Ночь стала самым длительным временем «пребывания» Ксении Андреевны в мире своих грез-воспоминаний. Морфий, заглушая боль от разрушения плоти метастазами раковой опухоли, одновременно воздействовал на некоторые участки головного мозга. В данном конкретном случае то были клетки памяти, воспроизводящие «картины былого». Бывало, что Ксения Андреевна «выныривала» из прошлого в настоящее среди ночи. То могло случиться и в результате ослабления действия морфия и как следствие слишком эмоционального воспоминания. Именно таковой случилось и на этот раз. Ей «явилась картина» из 1934 года, когда Яков пришел домой из сельсовета и с потерянным видом сообщил, что его снимают с должности и, скорее всего, вскоре исключат из партии. То явилось предтечей таких воспоминаний, что даже морфий не смог предотвратить последствий всплеска негативных эмоций, от которых Ксения Андреевна проснулась-очнулась…

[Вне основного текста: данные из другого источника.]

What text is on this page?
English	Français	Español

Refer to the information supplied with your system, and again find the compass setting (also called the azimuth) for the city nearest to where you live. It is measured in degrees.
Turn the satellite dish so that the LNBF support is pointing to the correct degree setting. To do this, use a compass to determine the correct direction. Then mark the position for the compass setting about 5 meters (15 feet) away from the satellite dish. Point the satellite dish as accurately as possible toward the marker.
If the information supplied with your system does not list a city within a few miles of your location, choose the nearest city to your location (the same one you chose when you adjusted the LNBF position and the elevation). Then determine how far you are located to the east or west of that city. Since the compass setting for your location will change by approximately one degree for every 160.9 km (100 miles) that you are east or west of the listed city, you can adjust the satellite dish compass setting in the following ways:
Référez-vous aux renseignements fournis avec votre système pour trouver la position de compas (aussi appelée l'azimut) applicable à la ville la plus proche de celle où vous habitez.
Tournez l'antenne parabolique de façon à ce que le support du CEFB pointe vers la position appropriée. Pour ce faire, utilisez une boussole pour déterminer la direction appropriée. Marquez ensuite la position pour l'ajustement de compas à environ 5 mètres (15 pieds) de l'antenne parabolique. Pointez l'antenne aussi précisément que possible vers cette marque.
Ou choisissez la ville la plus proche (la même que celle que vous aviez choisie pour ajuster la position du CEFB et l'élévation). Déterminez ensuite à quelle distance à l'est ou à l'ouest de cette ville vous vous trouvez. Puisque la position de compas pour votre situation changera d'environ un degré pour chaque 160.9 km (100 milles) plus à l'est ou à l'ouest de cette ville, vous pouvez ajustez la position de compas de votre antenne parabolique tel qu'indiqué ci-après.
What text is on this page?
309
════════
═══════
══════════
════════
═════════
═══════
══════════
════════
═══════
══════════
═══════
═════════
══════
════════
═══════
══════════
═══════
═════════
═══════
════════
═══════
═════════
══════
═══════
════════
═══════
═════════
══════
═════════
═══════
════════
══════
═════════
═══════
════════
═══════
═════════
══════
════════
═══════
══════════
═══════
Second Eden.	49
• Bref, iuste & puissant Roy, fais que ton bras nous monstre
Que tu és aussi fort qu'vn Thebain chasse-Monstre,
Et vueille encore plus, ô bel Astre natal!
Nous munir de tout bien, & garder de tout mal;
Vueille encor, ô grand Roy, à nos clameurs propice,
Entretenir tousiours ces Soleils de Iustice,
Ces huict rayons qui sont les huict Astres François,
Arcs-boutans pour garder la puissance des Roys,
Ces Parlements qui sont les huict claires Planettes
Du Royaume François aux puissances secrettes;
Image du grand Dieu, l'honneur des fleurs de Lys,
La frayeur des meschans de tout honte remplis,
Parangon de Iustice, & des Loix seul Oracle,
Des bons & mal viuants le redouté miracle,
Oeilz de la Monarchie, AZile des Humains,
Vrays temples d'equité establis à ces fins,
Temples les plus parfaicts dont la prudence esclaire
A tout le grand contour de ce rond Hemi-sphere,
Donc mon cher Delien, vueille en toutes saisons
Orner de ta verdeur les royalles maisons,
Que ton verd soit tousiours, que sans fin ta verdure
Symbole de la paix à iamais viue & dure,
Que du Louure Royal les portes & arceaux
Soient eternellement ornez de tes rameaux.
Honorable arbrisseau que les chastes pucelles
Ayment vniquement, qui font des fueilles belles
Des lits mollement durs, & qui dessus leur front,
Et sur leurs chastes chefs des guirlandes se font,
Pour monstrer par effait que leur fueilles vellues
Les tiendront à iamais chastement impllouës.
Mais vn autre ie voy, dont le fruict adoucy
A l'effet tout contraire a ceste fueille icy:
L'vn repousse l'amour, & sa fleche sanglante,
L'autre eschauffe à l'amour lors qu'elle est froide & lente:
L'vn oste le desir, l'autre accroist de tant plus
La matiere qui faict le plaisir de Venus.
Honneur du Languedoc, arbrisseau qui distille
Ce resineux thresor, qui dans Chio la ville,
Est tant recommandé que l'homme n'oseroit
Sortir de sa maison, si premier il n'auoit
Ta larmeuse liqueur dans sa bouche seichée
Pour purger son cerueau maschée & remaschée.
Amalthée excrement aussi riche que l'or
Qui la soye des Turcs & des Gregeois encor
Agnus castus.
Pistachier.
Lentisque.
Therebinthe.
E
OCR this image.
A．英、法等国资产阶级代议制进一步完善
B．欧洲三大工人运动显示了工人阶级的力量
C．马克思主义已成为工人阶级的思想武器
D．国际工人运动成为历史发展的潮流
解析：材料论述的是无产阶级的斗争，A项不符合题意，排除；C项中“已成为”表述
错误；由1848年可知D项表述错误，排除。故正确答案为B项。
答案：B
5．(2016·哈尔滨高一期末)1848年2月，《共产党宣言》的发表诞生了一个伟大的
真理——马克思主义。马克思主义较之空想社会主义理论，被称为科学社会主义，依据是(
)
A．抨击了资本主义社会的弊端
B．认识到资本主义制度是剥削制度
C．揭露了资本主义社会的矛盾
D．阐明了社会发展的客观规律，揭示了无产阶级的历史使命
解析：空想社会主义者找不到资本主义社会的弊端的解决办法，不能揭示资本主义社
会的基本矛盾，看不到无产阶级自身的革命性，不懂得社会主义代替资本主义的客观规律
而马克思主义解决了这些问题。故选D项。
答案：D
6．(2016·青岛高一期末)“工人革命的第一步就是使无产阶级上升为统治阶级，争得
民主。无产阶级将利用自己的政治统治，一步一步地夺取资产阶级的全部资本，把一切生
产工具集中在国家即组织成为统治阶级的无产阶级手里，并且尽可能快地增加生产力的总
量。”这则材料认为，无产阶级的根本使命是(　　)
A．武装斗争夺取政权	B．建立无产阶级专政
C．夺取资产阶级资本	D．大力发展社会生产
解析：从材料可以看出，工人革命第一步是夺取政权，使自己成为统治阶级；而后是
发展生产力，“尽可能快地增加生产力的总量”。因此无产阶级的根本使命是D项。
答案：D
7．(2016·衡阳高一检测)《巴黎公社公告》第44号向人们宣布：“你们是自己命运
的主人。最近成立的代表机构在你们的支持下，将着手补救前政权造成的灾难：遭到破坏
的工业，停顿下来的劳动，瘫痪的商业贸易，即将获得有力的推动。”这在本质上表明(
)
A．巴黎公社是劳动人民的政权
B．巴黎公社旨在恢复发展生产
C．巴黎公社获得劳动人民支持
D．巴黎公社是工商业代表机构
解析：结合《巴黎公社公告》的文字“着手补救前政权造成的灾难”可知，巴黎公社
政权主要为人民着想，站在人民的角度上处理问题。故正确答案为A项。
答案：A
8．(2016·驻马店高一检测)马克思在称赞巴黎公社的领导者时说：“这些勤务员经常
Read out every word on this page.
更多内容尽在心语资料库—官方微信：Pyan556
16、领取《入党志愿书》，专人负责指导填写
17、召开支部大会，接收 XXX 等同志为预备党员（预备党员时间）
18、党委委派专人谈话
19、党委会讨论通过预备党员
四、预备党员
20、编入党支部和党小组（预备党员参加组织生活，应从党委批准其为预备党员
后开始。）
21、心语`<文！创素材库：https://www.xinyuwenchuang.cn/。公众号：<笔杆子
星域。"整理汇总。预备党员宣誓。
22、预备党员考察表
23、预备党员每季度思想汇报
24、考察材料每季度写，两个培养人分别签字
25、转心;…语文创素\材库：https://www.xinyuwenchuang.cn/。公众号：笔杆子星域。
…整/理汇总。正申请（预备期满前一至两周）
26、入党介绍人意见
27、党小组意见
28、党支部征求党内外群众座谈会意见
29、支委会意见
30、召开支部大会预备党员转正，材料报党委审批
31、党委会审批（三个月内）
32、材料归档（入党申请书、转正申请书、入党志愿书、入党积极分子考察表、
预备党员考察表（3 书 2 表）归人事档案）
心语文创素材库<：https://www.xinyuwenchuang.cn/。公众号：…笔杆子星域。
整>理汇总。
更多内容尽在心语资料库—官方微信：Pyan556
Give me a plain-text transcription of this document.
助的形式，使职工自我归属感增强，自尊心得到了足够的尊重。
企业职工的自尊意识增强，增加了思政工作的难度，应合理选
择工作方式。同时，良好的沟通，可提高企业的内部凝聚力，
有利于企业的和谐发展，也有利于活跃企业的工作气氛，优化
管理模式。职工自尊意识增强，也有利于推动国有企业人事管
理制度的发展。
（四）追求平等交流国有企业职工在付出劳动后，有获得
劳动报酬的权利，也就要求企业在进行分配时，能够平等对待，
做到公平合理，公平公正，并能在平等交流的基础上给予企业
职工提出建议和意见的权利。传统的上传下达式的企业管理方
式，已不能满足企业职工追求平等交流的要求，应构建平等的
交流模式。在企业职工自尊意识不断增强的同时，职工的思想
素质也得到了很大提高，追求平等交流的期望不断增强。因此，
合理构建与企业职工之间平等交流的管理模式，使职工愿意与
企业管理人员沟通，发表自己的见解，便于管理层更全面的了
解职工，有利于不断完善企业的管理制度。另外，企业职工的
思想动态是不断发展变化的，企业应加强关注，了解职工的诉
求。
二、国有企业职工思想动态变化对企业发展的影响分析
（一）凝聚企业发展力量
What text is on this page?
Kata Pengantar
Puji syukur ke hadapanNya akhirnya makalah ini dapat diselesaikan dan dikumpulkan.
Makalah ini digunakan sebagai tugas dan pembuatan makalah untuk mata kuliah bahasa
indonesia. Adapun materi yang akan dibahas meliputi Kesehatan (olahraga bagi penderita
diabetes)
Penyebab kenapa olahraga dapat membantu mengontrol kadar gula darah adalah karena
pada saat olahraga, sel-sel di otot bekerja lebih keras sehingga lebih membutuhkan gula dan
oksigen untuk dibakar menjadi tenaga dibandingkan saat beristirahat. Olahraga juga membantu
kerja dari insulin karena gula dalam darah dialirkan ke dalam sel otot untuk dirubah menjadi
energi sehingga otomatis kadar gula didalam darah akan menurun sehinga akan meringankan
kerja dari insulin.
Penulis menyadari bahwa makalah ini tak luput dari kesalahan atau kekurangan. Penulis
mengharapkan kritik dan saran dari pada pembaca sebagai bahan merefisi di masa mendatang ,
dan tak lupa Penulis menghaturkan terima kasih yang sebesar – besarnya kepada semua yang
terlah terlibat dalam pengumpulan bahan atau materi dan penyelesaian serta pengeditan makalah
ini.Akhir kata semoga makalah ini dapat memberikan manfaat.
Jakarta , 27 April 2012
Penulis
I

В темени, лишь слегка подсвеченной проникающим сквозь занавески тусклым лунным светом, отчетливо слышался лишь мерный перестук часов-ходиков. Лунный свет падал и на них и Ксения Андреевна своими дальнозоркими глазами хоть и с трудом, но различила – стрелки показывали полвторого ночи. На стенах в доме почти не было старых фотографий, ни семейных, ни вообще. Портреты вождей опасались вешать после того как за Бухарина пострадал Яков, а потом и вся семья. А те семейные фото из 20-х годов, которых когда-то имелось очень много, так как Яков и Ксения любили фотографироваться и для этого даже привозили фотографа из города. На тех фото семья Буровых была запечатлена процветающей, счастливой, богатой, то за обильно накрытым столом, то в щегольской выездной пролетке, то на фоне стада им принадлежащих овец. Ксения особенно любила фотографироваться во всевозможных дорогих нарядах, даже не модных но чтобы было видно, что платье или кофточка, сапожки… очень дорогие. И еще у нее возникла страсть фотографироваться в дорогих платье и обуви на фоне работающих батраков и батрачек… бедно одетых и босых. Она хотела быть запечатленной хоть относительно похожей на ту бразильскую даму, которую носили в паланкине её босые черные рабы… Все те фото изъяли при обысках и использовали в качестве доказательств перерождения коммуниста Бурова в злостного правого уклониста, и ведения его семьей асоциального кулацкого образа жизни.
Ксения Андреевна попыталась волевым усилием унять участившееся сердцебиение. Она прислушалась к «домашнему шуму» и кроме ходиков услышала, как ворочалась во сне, по обыкновению беспокойно спавшая внучка, мерное похрапывание снохи. Слух, в отличие от зрения, у нее в последнее время даже обострился. Впрочем, то, скорее всего, было вызвано побочным действием морфия. Её мысли кружили вокруг и около близких, хотя ни о сыне, ни о дочери думать не хотелось. Ксения Андреевна уже давно пришла к выводу, что и у него и у нее жизнь не сложилась. А ведь тогда в счастливых двадцатых она не сомневалась уж кто-кто, а её дети будут жить да радоваться. Ведь их раннее детство прошло в сытости, холе и неге. Разве тогда можно было помыслить, что её первенец, умный и красивый Володя будет вынужден забиться вот сюда, на край света, спрятаться, чтобы его не трогали, забыли о нём!? А дочь? Вроде и удачно вышла замуж и живет за офицером в достатке и в квартире с горячей водой и теплым туалетом… А все одно чуяло материнское сердце – не счастлива дочь. Хитрый и ненадежный у неё муж, а терпит она его потому, что деваться ей некуда.